DOWN UNDER played the Sydney and Melbourne film festivals earlier this year. There are tickets left for all three screenings at the BFI London Film Festival 2016. It does not yet have a commercial release date. The movie has a running time of 90 minutes.
Monday, September 05, 2016
SAUSAGE PARTY is a very funny very smutty animated comedy by the team that brought you THE INTERVIEW and PINEAPPLE EXPRESS. Evan Goldberg and Seth Rogen make R rated comedies that contain a lot of truth and some things you just can't believe are being put on screen. To wit, they have a Holocaust joke in the opening 3 minutes of this film, the first of many, liberal use of the C word, and a plot that basically hinges on a radical atheistic debunking of religion and breaking the fourth wall.
The conceit is that all the characters are foodstuffs being sold in a supermarket. They believe that the Great Beyond lies on the other side of the supermarket doors, with benevolent Gods (humans) caring for them in paradise. The drama begins when a jar of mustard is returned and reveals the shocking truth that humans EAT food. This prompts our hero and heroine, a sausage and a bun, to escape their trolley and go in search of the real story from a bottle of fire-water and his baked side-kicks. Meanwhile, another hot dog is trying to find his way back to the store and stumbles onto some handy scientific knowledge from a Stephen Hawking-style piece of gum.
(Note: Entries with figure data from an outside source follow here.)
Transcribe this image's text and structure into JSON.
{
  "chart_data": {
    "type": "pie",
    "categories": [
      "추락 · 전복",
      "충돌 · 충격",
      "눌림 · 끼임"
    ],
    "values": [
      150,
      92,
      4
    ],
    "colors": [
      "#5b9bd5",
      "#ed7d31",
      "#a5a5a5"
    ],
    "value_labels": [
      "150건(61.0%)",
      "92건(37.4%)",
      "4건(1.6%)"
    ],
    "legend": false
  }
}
Sunday, September 04, 2016
Woody Allen's latest offering is a gorgeously filmed love story mixed in with a rather anonymous gangster side plot. The film is just about still worth seeing for Vittorio Storaro's sun-kissed vintage Los Angeles, but there are longueurs.
The central love triangle is between Kristen Stewart's "Vonny" - a young secretary in a relationship with a married powerful Hollywood agent, played by Steve Carell. He struggles with leaving his wife and kids for her - but eventually does. Only by this point, Vonny has also fallen in love with the agent's nephew Bobby, played by Jesse Eisenberg. Together, these kids have gently mocked the superficiality and rapaciousness of Hollywood, reflecting Allen's own antipathy to Tinseltown. He is, then, shocked when she opts for the life of a rich Hollywood wife. The story is then one of two people whose lives are destined to intersect, who love each other, but aren't with each other, and the profound loneliness that this choice brings. It's very well acted and touching.
JIM: THE JAMES FOLEY STORY is a moving and competently made documentary about the journalist captured in Syria and executed by ISIS - the first American victim of the terrorist group. The strength of the film is to take us into the emotional landscape of his family for two hours so that when we finally get the moment of his death - now so iconic - we really feel the tragedy of losing a good and beloved man. The emotional punch in undeniable. The downside of focussing so much on his wonderful family is that we almost become too reverential of James and too narrow in our focus. Questions of naivety and poor decision making are picked up but quickly brushed off. And the thorny issue of why some governments choose to successfully negotiate for their captives release and others do not - allegations of a lack of US governmental support - are not properly investigated. In other words, this is a great documentary if you want to get to know James Foley - and it's worthwhile just on that basis - but it's not totally satisfying.